The question was whether they remained dormant, died slowly, or continued to be active, feeding, growing, and multiplying. Fog, described as clouds at ground level, was a little-studied part of this process.
Cao sought to identify which bacteria were present in the fog and if they were truly alive and growing inside the droplets. The second question became decisive for the team’s interpretation.
A microscopic ocean in the air
Less than 1% of individual fog droplets contain any bacteria. The proportion seems small, but the total number of droplets in a fog event changes this perception.
By summing all the droplets, the concentration of bacteria reaches the same level as the ocean, according to Garcia-Pichel.
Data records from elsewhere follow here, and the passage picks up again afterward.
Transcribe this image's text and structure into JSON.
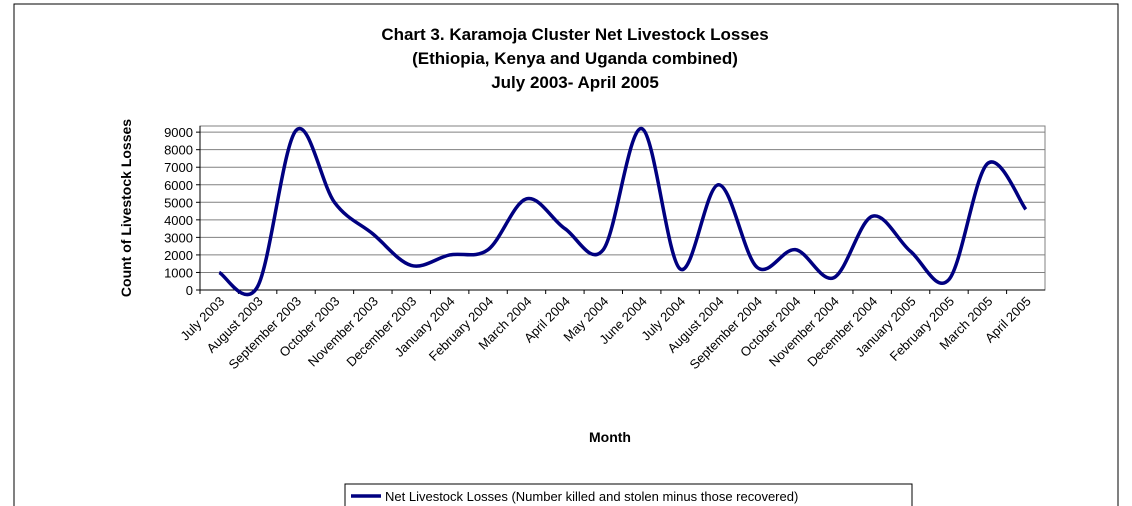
{
  "chart_data": {
    "type": "line",
    "title": "Chart 3. Karamoja Cluster Net Livestock Losses",
    "subtitle": [
      "(Ethiopia, Kenya and Uganda combined)",
      "July 2003- April 2005"
    ],
    "x_label": "Month",
    "y_label": "Count of Livestock Losses",
    "categories": [
      "July 2003",
      "August 2003",
      "September 2003",
      "October 2003",
      "November 2003",
      "December 2003",
      "January 2004",
      "February 2004",
      "March 2004",
      "April 2004",
      "May 2004",
      "June 2004",
      "July 2004",
      "August 2004",
      "September 2004",
      "October 2004",
      "November 2004",
      "December 2004",
      "January 2005",
      "February 2005",
      "March 2005",
      "April 2005"
    ],
    "series": [
      {
        "name": "Net Livestock Losses (Number killed and stolen minus those recovered)",
        "color": "#000080",
        "values": [
          1000,
          200,
          9100,
          5000,
          3200,
          1400,
          2000,
          2300,
          5200,
          3500,
          2300,
          9200,
          1200,
          6000,
          1300,
          2300,
          700,
          4200,
          2200,
          600,
          7200,
          4600
        ]
      }
    ],
    "ylim": [
      0,
      9350
    ],
    "yticks": [
      0,
      1000,
      2000,
      3000,
      4000,
      5000,
      6000,
      7000,
      8000,
      9000
    ],
    "grid": true,
    "legend": "bottom"
  }
}
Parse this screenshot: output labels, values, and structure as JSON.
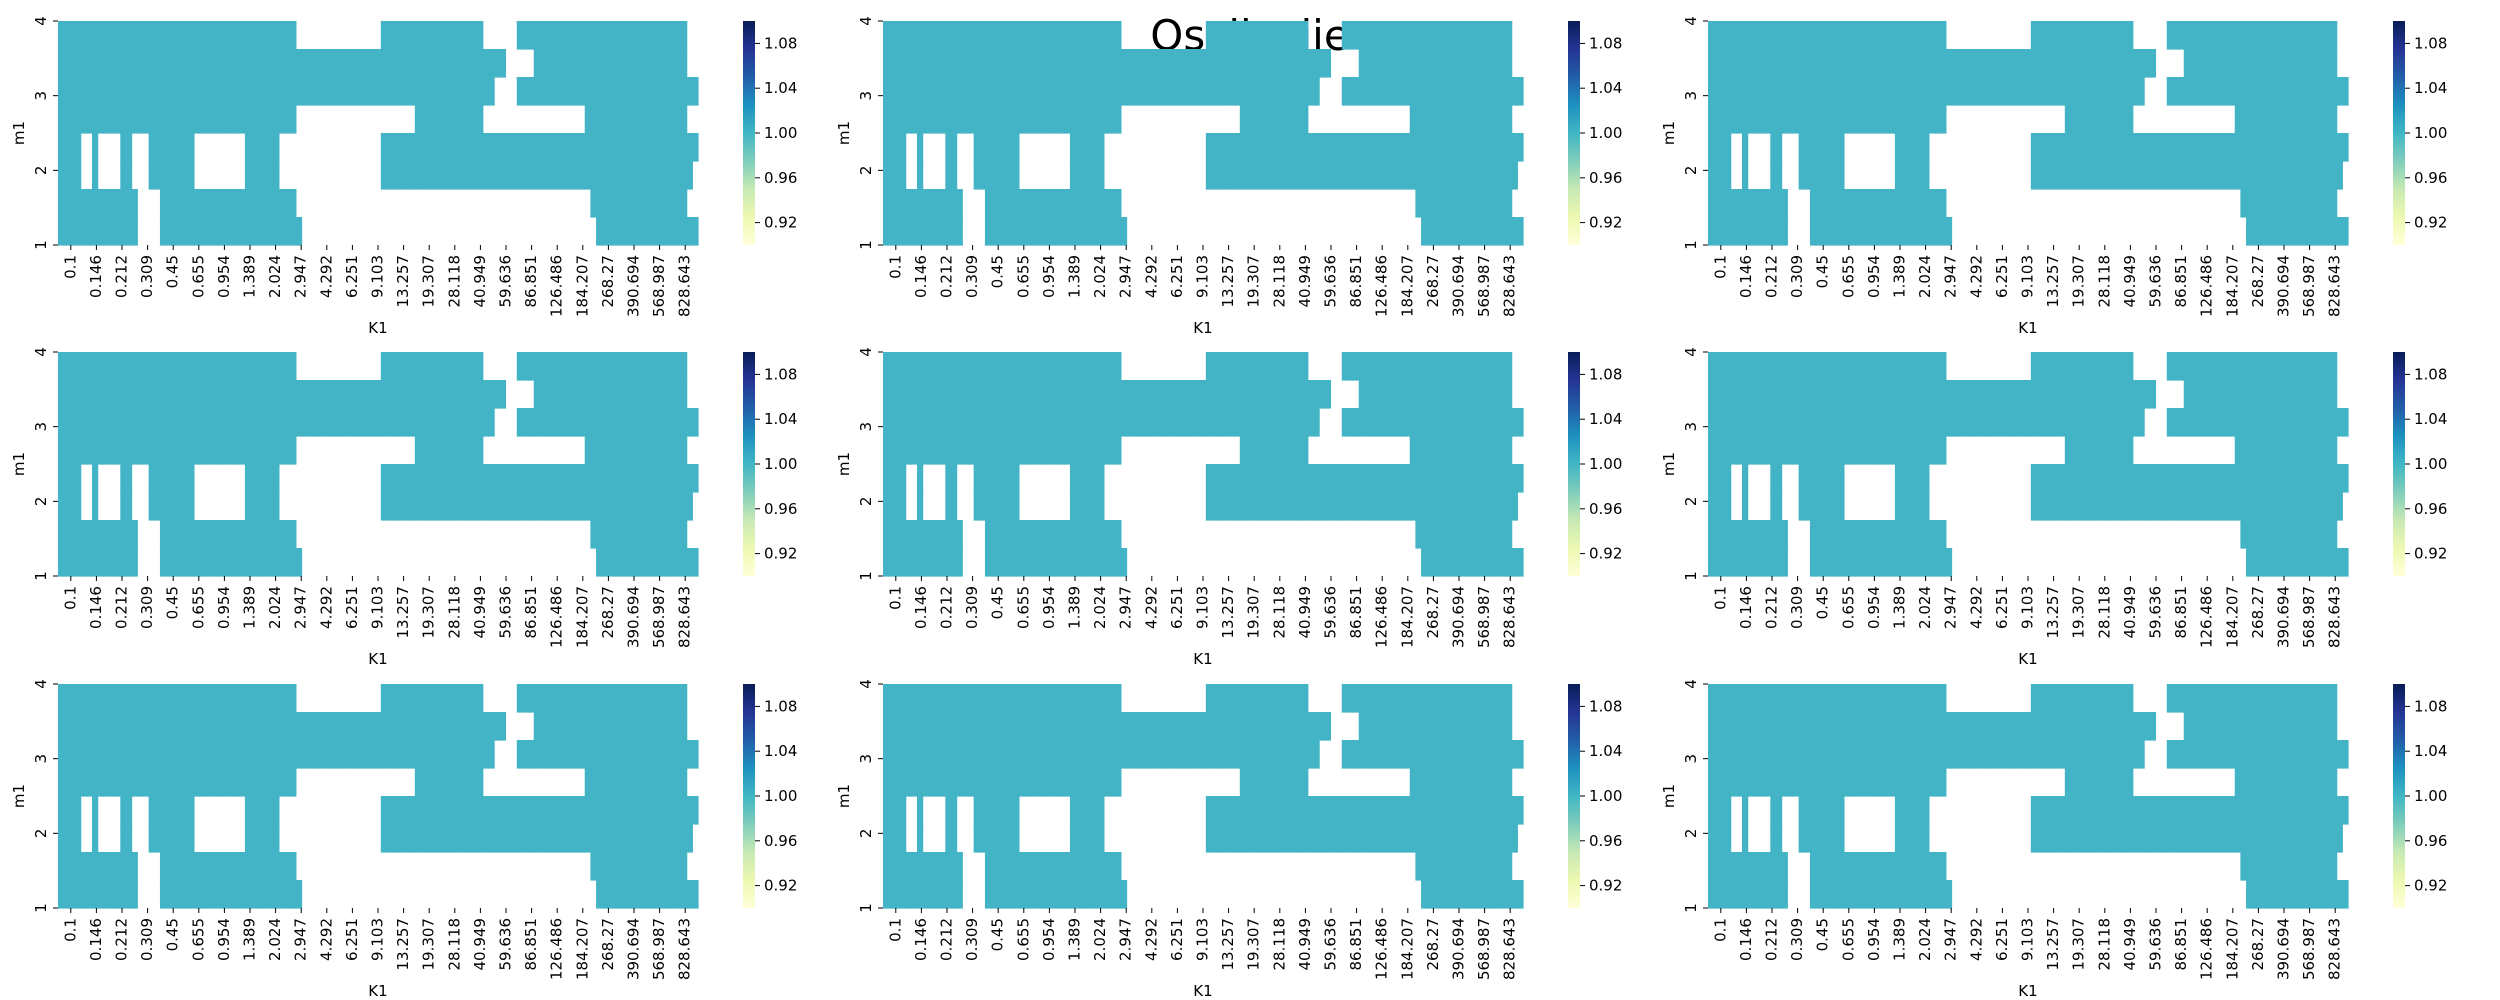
{
  "title": "Oscilacije",
  "colors": {
    "cell": "#43b4c6",
    "blank": "#ffffff"
  },
  "chart_data": {
    "type": "heatmap",
    "x_tick_labels": [
      "0.1",
      "0.146",
      "0.212",
      "0.309",
      "0.45",
      "0.655",
      "0.954",
      "1.389",
      "2.024",
      "2.947",
      "4.292",
      "6.251",
      "9.103",
      "13.257",
      "19.307",
      "28.118",
      "40.949",
      "59.636",
      "86.851",
      "126.486",
      "184.207",
      "268.27",
      "390.694",
      "568.987",
      "828.643"
    ],
    "y_tick_labels": [
      "1",
      "2",
      "3",
      "4"
    ],
    "colorbar": {
      "min": 0.9,
      "max": 1.1,
      "ticks": [
        "0.92",
        "0.96",
        "1.00",
        "1.04",
        "1.08"
      ],
      "colormap": "YlGnBu"
    },
    "panels": [
      {
        "xlabel": "K1",
        "ylabel": "m1",
        "rows": [
          "111111111111111111111111111111111111111111000000000000000111111111111111111000000111111111111111111111111111111",
          "111111111111111111111111111111111111111111111111111111111111111111111111111111100000111111111111111111111111111",
          "11111111111111111111111111111111111111111111111111111111111111111111111111111000011111111111111111111111111111111",
          "111111111111111111111111111111111111111111000000000000000000000111111111111000000000000000000111111111111111111",
          "11110010000110001111111100000000011111100000000000000000011111111111111111111111111111111111111111111111111111111",
          "1111001000011000111111110000000001111110000000000000000001111111111111111111111111111111111111111111111111111111",
          "111111111111110000111111111111111111111111000000000000000000000000000000000000000000000000000011111111111111111",
          "11111111111111000011111111111111111111111110000000000000000000000000000000000000000000000000000111111111111111111"
        ]
      }
    ]
  }
}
A thimble of fog water can contain about 10 million bacteria.
One group caught attention in the samples: methylobacteria. The air collected before fog events contained fewer of these microorganisms than the air collected afterward, indicating stimulation of multiplication.
These bacteria consume simple carbon compounds, including formaldehyde. This common pollutant contributes to atmospheric ozone pollution and is associated with human health damage.
How microbes reduce pollutants
To understand what was happening inside the droplets, Cao collected samples in the field, in Pennsylvania, waking up before dawn to capture the fog as it formed.
In the laboratory, the samples were placed under a microscope. The researcher observed bacteria getting larger and dividing, a sign of growth. The team also identified that they used formaldehyde as food.
The removal of formaldehyde occurred so quickly that simple feeding did not explain everything. At high concentrations, this compound becomes toxic to the bacteria, which start breaking it down into carbon dioxide.
Thus, the microorganisms not only consume a pollutant. They detoxify the air as a form of self-preservation and, during this process, make the environment cleaner for other living beings.
The challenge of following the same air mass
Investigating fog presents a practical difficulty. To track changes in bacterial populations during an event, it is necessary to sample the same parcel of air before, during, and after the fog formation.
The wind makes this task almost impossible because the air collected minutes before tends to move. The solution was to focus on radiation fog, formed on calm and still nights.
This type of fog occurs when the ground cools, the air just above also cools, and the moisture condenses near the surface. The phenomenon tends to arise in quiet valleys.
Under these conditions, the same air mass remains in place long enough for collections throughout the event. The strategy allowed for comparison before, during, and after the fog.
Fog water requires caution
The collection of fog as drinking water has been explored by communities in regions with water scarcity. The study suggests that this source should be treated like any other water: tested and purified before consumption.
Fog water is not sterile. It contains live bacteria that decompose chemical pollutants, and it is not yet known exactly which elements are present or in what concentrations.
Nighttime activity and new questions
The models used to understand atmospheric chemistry are largely based on reactions driven by sunlight. However, bacteria do not stop their activity when night falls.
Cao added that it is necessary to consider not only chemical reactions but also bacterial growth within the droplets. For her, this may change the way atmospheric models are constructed.
It is still unknown whether fogs from different places harbor distinct microbial communities, what else these bacteria consume, or how much fog contributes to cleaning urban air.
The main conclusion is that fog should be understood as a living, active system capable of performing silent work in the air. Like rivers used by hydroelectric plants, fog shows invisible, useful processes that are still poorly understood by current science.
The study was conducted by Arizona State University (ASU).